Thick tule fog turns Highway 99 into a wall of white driving test

The visibility in the Central Valley of California can decrease by a quarter-mile down to a few dozen feet within a few seconds, a change that transforms a typical commute into a chain-reaction accident. That sort of unexpected break in sight lines in the San Joaquin Valley near Earlimart preconditioned a huge multi-vehicle collision on Highway 99 where drivers testified to almost no visibility as car crashes piled up on either side of the road.

Image Credit to depositphotos.com

the movement is known in the winter months of the valley, at which the season was long years ago, but the length has been exceptionally obstinate. Those dwelling between Redding and Bakersfield have spoken of mornings, opening under the same milky lid of low cloud and then remaining so long after the hour at which the sun should have scalded it. “Never lasted this long in my 57 years here,” Greg Clark of Redding said.

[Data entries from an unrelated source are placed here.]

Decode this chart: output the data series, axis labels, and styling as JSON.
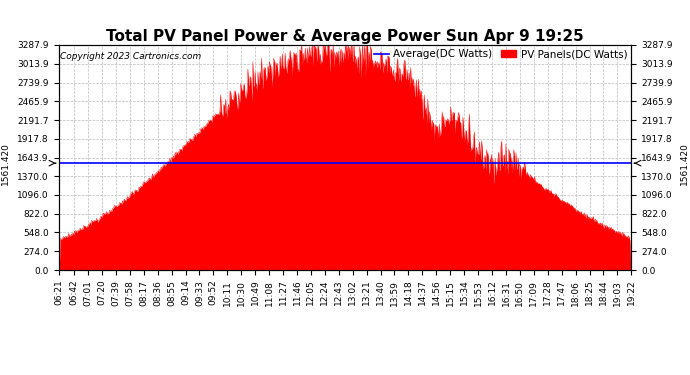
{
  "title": "Total PV Panel Power & Average Power Sun Apr 9 19:25",
  "copyright": "Copyright 2023 Cartronics.com",
  "average_label": "Average(DC Watts)",
  "panel_label": "PV Panels(DC Watts)",
  "average_value": 1561.42,
  "y_max": 3287.9,
  "y_ticks": [
    0.0,
    274.0,
    548.0,
    822.0,
    1096.0,
    1370.0,
    1643.9,
    1917.8,
    2191.7,
    2465.9,
    2739.9,
    3013.9,
    3287.9
  ],
  "y_tick_labels": [
    "0.0",
    "274.0",
    "548.0",
    "822.0",
    "1096.0",
    "1370.0",
    "1643.9",
    "1917.8",
    "2191.7",
    "2465.9",
    "2739.9",
    "3013.9",
    "3287.9"
  ],
  "fill_color": "#ff0000",
  "average_color": "#0000ff",
  "background_color": "#ffffff",
  "grid_color": "#bbbbbb",
  "title_fontsize": 11,
  "tick_fontsize": 6.5,
  "legend_fontsize": 7.5,
  "copyright_fontsize": 6.5,
  "avg_label_color": "#0000ff",
  "panel_label_color": "#ff0000",
  "x_tick_labels": [
    "06:21",
    "06:42",
    "07:01",
    "07:20",
    "07:39",
    "07:58",
    "08:17",
    "08:36",
    "08:55",
    "09:14",
    "09:33",
    "09:52",
    "10:11",
    "10:30",
    "10:49",
    "11:08",
    "11:27",
    "11:46",
    "12:05",
    "12:24",
    "12:43",
    "13:02",
    "13:21",
    "13:40",
    "13:59",
    "14:18",
    "14:37",
    "14:56",
    "15:15",
    "15:34",
    "15:53",
    "16:12",
    "16:31",
    "16:50",
    "17:09",
    "17:28",
    "17:47",
    "18:06",
    "18:25",
    "18:44",
    "19:03",
    "19:22"
  ]
}
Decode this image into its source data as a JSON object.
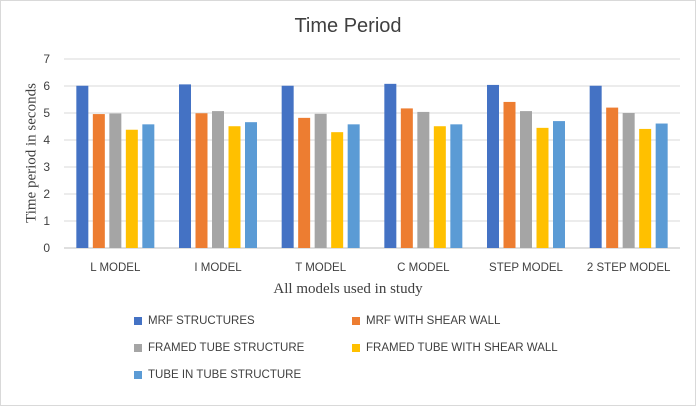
{
  "chart_data": {
    "type": "bar",
    "title": "Time Period",
    "xlabel": "All models used in study",
    "ylabel": "Time period in seconds",
    "ylim": [
      0,
      7
    ],
    "yticks": [
      0,
      1,
      2,
      3,
      4,
      5,
      6,
      7
    ],
    "grid": true,
    "legend_position": "bottom",
    "categories": [
      "L MODEL",
      "I MODEL",
      "T MODEL",
      "C MODEL",
      "STEP MODEL",
      "2 STEP MODEL"
    ],
    "series": [
      {
        "name": "MRF STRUCTURES",
        "color": "#4472c4",
        "values": [
          6.01,
          6.06,
          6.01,
          6.08,
          6.04,
          6.01
        ]
      },
      {
        "name": "MRF WITH SHEAR WALL",
        "color": "#ed7d31",
        "values": [
          4.96,
          4.99,
          4.82,
          5.17,
          5.41,
          5.2
        ]
      },
      {
        "name": "FRAMED TUBE STRUCTURE",
        "color": "#a5a5a5",
        "values": [
          4.98,
          5.07,
          4.97,
          5.04,
          5.07,
          5.0
        ]
      },
      {
        "name": "FRAMED TUBE WITH SHEAR WALL",
        "color": "#ffc000",
        "values": [
          4.38,
          4.51,
          4.29,
          4.51,
          4.45,
          4.41
        ]
      },
      {
        "name": "TUBE IN TUBE STRUCTURE",
        "color": "#5b9bd5",
        "values": [
          4.58,
          4.66,
          4.58,
          4.58,
          4.7,
          4.61
        ]
      }
    ]
  }
}
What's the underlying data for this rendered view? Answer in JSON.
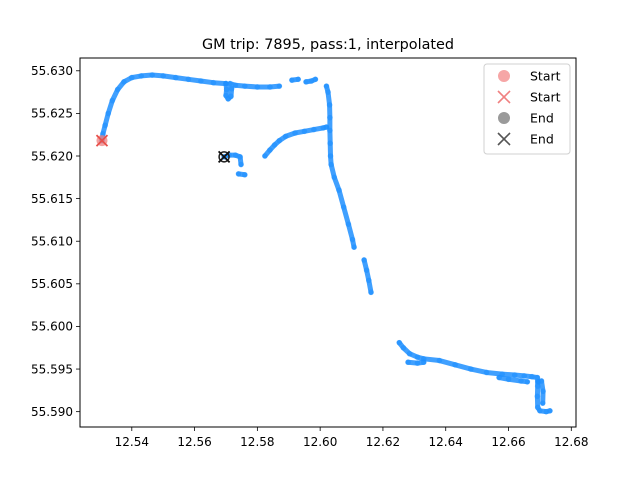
{
  "chart_data": {
    "type": "scatter",
    "title": "GM trip: 7895, pass:1, interpolated",
    "xlabel": "",
    "ylabel": "",
    "xlim": [
      12.5235,
      12.6815
    ],
    "ylim": [
      55.5882,
      55.6315
    ],
    "xticks": [
      "12.54",
      "12.56",
      "12.58",
      "12.60",
      "12.62",
      "12.64",
      "12.66",
      "12.68"
    ],
    "yticks": [
      "55.590",
      "55.595",
      "55.600",
      "55.605",
      "55.610",
      "55.615",
      "55.620",
      "55.625",
      "55.630"
    ],
    "xtick_values": [
      12.54,
      12.56,
      12.58,
      12.6,
      12.62,
      12.64,
      12.66,
      12.68
    ],
    "ytick_values": [
      55.59,
      55.595,
      55.6,
      55.605,
      55.61,
      55.615,
      55.62,
      55.625,
      55.63
    ],
    "grid": false,
    "legend_position": "top-right",
    "colors": {
      "track": "#1e8fff",
      "start_marker": "#f08080",
      "end_marker": "#555555"
    },
    "legend": [
      {
        "label": "Start",
        "marker": "circle",
        "color": "#f6a6a6"
      },
      {
        "label": "Start",
        "marker": "x",
        "color": "#f08080"
      },
      {
        "label": "End",
        "marker": "circle",
        "color": "#9a9a9a"
      },
      {
        "label": "End",
        "marker": "x",
        "color": "#555555"
      }
    ],
    "start_point": {
      "x": 12.5305,
      "y": 55.6218
    },
    "end_point": {
      "x": 12.5694,
      "y": 55.6199
    },
    "segments": [
      [
        [
          12.5305,
          55.6218
        ],
        [
          12.5308,
          55.6226
        ],
        [
          12.5315,
          55.6236
        ],
        [
          12.5325,
          55.625
        ],
        [
          12.5338,
          55.6265
        ],
        [
          12.5355,
          55.6278
        ],
        [
          12.5375,
          55.6287
        ],
        [
          12.54,
          55.6292
        ],
        [
          12.543,
          55.6294
        ],
        [
          12.5465,
          55.6295
        ],
        [
          12.55,
          55.6294
        ],
        [
          12.554,
          55.6292
        ],
        [
          12.558,
          55.629
        ],
        [
          12.562,
          55.6288
        ],
        [
          12.566,
          55.6286
        ],
        [
          12.57,
          55.6285
        ]
      ],
      [
        [
          12.57,
          55.6285
        ],
        [
          12.5702,
          55.6278
        ],
        [
          12.57,
          55.6271
        ],
        [
          12.5707,
          55.6267
        ],
        [
          12.5716,
          55.627
        ],
        [
          12.5718,
          55.6279
        ],
        [
          12.5713,
          55.6285
        ],
        [
          12.573,
          55.6283
        ],
        [
          12.576,
          55.6282
        ],
        [
          12.58,
          55.6281
        ],
        [
          12.584,
          55.6281
        ],
        [
          12.587,
          55.6282
        ]
      ],
      [
        [
          12.591,
          55.6289
        ],
        [
          12.593,
          55.629
        ]
      ],
      [
        [
          12.5955,
          55.6287
        ],
        [
          12.5972,
          55.6288
        ],
        [
          12.5985,
          55.629
        ]
      ],
      [
        [
          12.602,
          55.6282
        ],
        [
          12.6025,
          55.6275
        ],
        [
          12.603,
          55.626
        ],
        [
          12.6031,
          55.6245
        ],
        [
          12.6031,
          55.623
        ],
        [
          12.6032,
          55.6215
        ],
        [
          12.6033,
          55.62
        ],
        [
          12.6035,
          55.619
        ],
        [
          12.6045,
          55.6175
        ],
        [
          12.606,
          55.616
        ],
        [
          12.6075,
          55.614
        ],
        [
          12.609,
          55.612
        ],
        [
          12.6103,
          55.6102
        ],
        [
          12.6108,
          55.6093
        ]
      ],
      [
        [
          12.614,
          55.6078
        ],
        [
          12.6148,
          55.6066
        ],
        [
          12.6155,
          55.6054
        ],
        [
          12.6162,
          55.604
        ]
      ],
      [
        [
          12.6252,
          55.5981
        ],
        [
          12.6265,
          55.5975
        ],
        [
          12.6285,
          55.5968
        ],
        [
          12.631,
          55.5964
        ],
        [
          12.633,
          55.5962
        ],
        [
          12.638,
          55.596
        ],
        [
          12.643,
          55.5955
        ],
        [
          12.648,
          55.595
        ],
        [
          12.653,
          55.5946
        ],
        [
          12.658,
          55.5944
        ],
        [
          12.662,
          55.5943
        ],
        [
          12.665,
          55.5942
        ],
        [
          12.6675,
          55.5941
        ],
        [
          12.6692,
          55.594
        ],
        [
          12.6693,
          55.593
        ],
        [
          12.6692,
          55.5918
        ],
        [
          12.6693,
          55.5905
        ],
        [
          12.67,
          55.5901
        ],
        [
          12.672,
          55.59
        ],
        [
          12.6732,
          55.5901
        ]
      ],
      [
        [
          12.6695,
          55.5935
        ],
        [
          12.6705,
          55.5936
        ],
        [
          12.671,
          55.5924
        ],
        [
          12.6709,
          55.591
        ]
      ],
      [
        [
          12.628,
          55.5958
        ],
        [
          12.631,
          55.5957
        ],
        [
          12.633,
          55.5958
        ]
      ],
      [
        [
          12.657,
          55.594
        ],
        [
          12.66,
          55.5938
        ],
        [
          12.664,
          55.5936
        ],
        [
          12.666,
          55.5935
        ]
      ],
      [
        [
          12.5824,
          55.62
        ],
        [
          12.584,
          55.6207
        ],
        [
          12.5855,
          55.6213
        ],
        [
          12.587,
          55.6218
        ],
        [
          12.589,
          55.6223
        ],
        [
          12.592,
          55.6227
        ],
        [
          12.595,
          55.6229
        ],
        [
          12.598,
          55.6231
        ],
        [
          12.601,
          55.6233
        ],
        [
          12.602,
          55.6234
        ]
      ],
      [
        [
          12.5694,
          55.6199
        ],
        [
          12.571,
          55.6201
        ],
        [
          12.573,
          55.6201
        ],
        [
          12.5745,
          55.6199
        ],
        [
          12.5748,
          55.619
        ]
      ],
      [
        [
          12.574,
          55.6179
        ],
        [
          12.576,
          55.6178
        ]
      ]
    ]
  }
}
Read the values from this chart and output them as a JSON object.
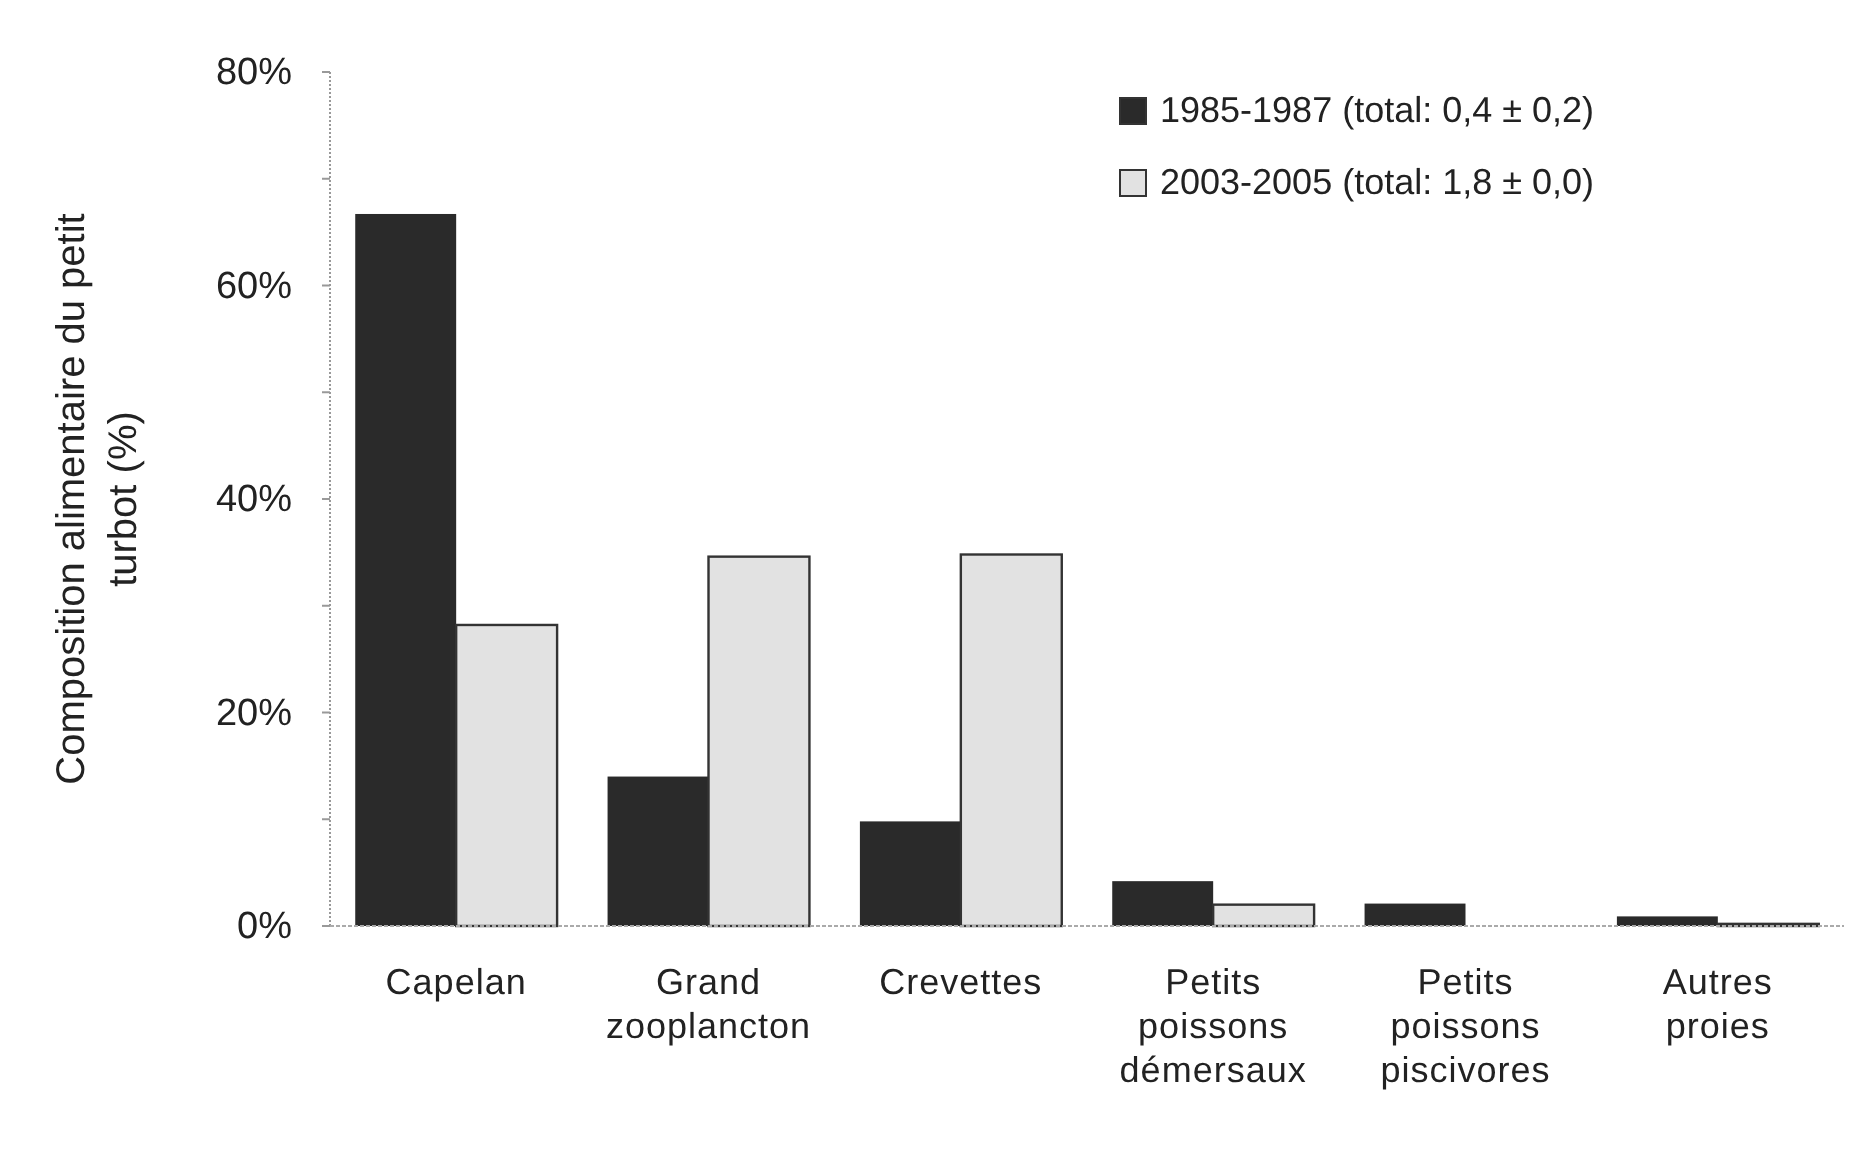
{
  "chart_data": {
    "type": "bar",
    "ylabel": "Composition alimentaire du petit turbot (%)",
    "categories": [
      "Capelan",
      "Grand zooplancton",
      "Crevettes",
      "Petits poissons démersaux",
      "Petits poissons piscivores",
      "Autres proies"
    ],
    "series": [
      {
        "name": "1985-1987 (total: 0,4  ± 0,2)",
        "color": "#2a2a2a",
        "values": [
          66.7,
          14.0,
          9.8,
          4.2,
          2.1,
          0.9
        ]
      },
      {
        "name": "2003-2005 (total: 1,8  ± 0,0)",
        "color": "#e2e2e2",
        "values": [
          28.2,
          34.6,
          34.8,
          2.0,
          0,
          0.2
        ]
      }
    ],
    "ylim": [
      0,
      80
    ],
    "yticks": [
      {
        "value": 0,
        "label": "0%"
      },
      {
        "value": 10,
        "label": null
      },
      {
        "value": 20,
        "label": "20%"
      },
      {
        "value": 30,
        "label": null
      },
      {
        "value": 40,
        "label": "40%"
      },
      {
        "value": 50,
        "label": null
      },
      {
        "value": 60,
        "label": "60%"
      },
      {
        "value": 70,
        "label": null
      },
      {
        "value": 80,
        "label": "80%"
      }
    ],
    "legend": "top right",
    "grid": false
  }
}
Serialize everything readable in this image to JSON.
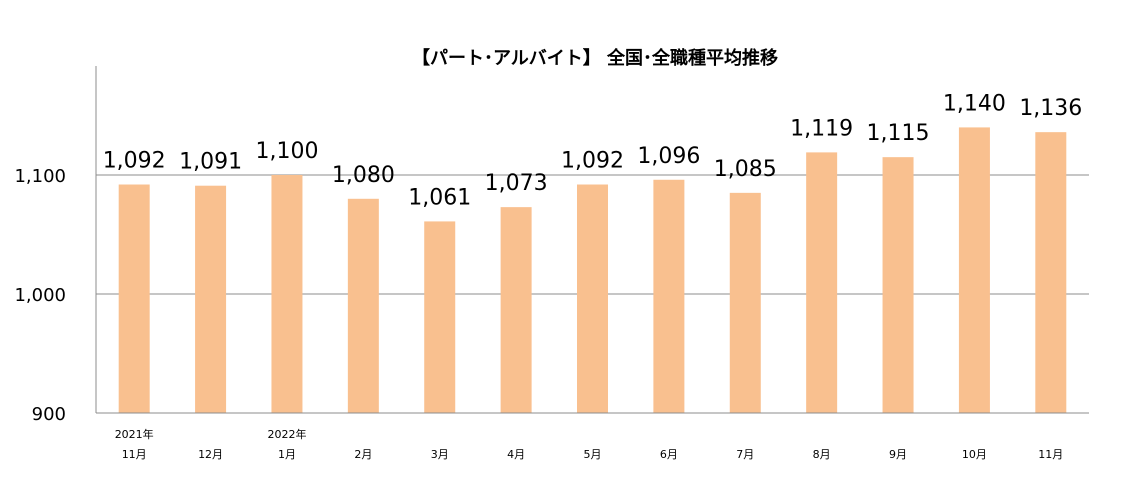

The distance covered by what most motorists refer to as “fog” is wide. The common separation of mist and true fog is made by visibility meteorologists: mist can be seen miles, whereas fog can be drawn to within a mile, and in the worst case a yard or two, or to the length of a car. Beneath that mark a road is a maze of incomplete indications–paint on the lanes, reflectors, the dim light of a tail lamp–as the brain continues to attempt to fill in what it cannot validate. It is that imbalance that makes the experience of being in a tule fog feel abrupt to an individual inside the fog: the road may appear manageable until it is not, and one strong brake can spread backwards more quickly than the driver can comprehend what is occurring.

Tule fog is caused when moisture contained in the atmosphere close to the ground cools down to the extent of saturating the air, and the fine droplets are accumulated into a low-lying cloud. In the Central Valley it is exacerbated by geography: mountains border the basin in and peaceful nights invite pooling cold air to rest around the valley floor.

The tenacity of this season has also been based on a bigger atmospheric arrangement. This pattern of a high-pressure has been like a lid forcing the clouds to fall instead of vertical mixing dispersing moisture. Occasionally the valley has been under a shallow, wet, layer above which the higher country a short distance off is significantly warmer, a trait of temperature inversion that sometimes ensures the valley is chilly, wet and miserable.

Availability of moisture is also important. Following an abnormally wet autumn, soils in most of California contained sufficient water to make evaporation go back into the near-surface air. Climate scientist Daniel Swain observed that the amount of precipitation received during the period between September and November 2025 was in the top 10 percent in most of central and southern California, which is a useful component when it comes to forming repeated overnight fog, since winds remain light.

The repetitive pattern that occurs on the road is not about one error, it is more about the accumulation of dangers: the speed that is usual during a clear morning, the distances that were constructed to be driven in the daytime, and the desire to have other vehicles as visual aids. Low-beam headlights, exaggerated spaces between vehicles, and substituting the taillights with the lane lines are constantly reiterated by the safety agencies, as well as it is advised not to pull over in the travel lanes or get out of a car where the other units cannot notice the hazard until it is too late. Another repetitive suggestion is that the fog is to be perceived as dynamic, since the conditions of “sudden wall of white” come without any advance warning.

Tule fog is not simply a weather phenomenon to communities, which rely on Highway 99, Interstate 5, and a network of rural connectors; it is a seasonal aspect that redefines habits. The winter landscape of the valley may be serene through a porch or an orchard edge, and the same low cloud will transform a high-speed traffic-way into a slow and cautious one–a traffic-way that only remains safe when motorists believe that within any moment they may see the view before them disappear.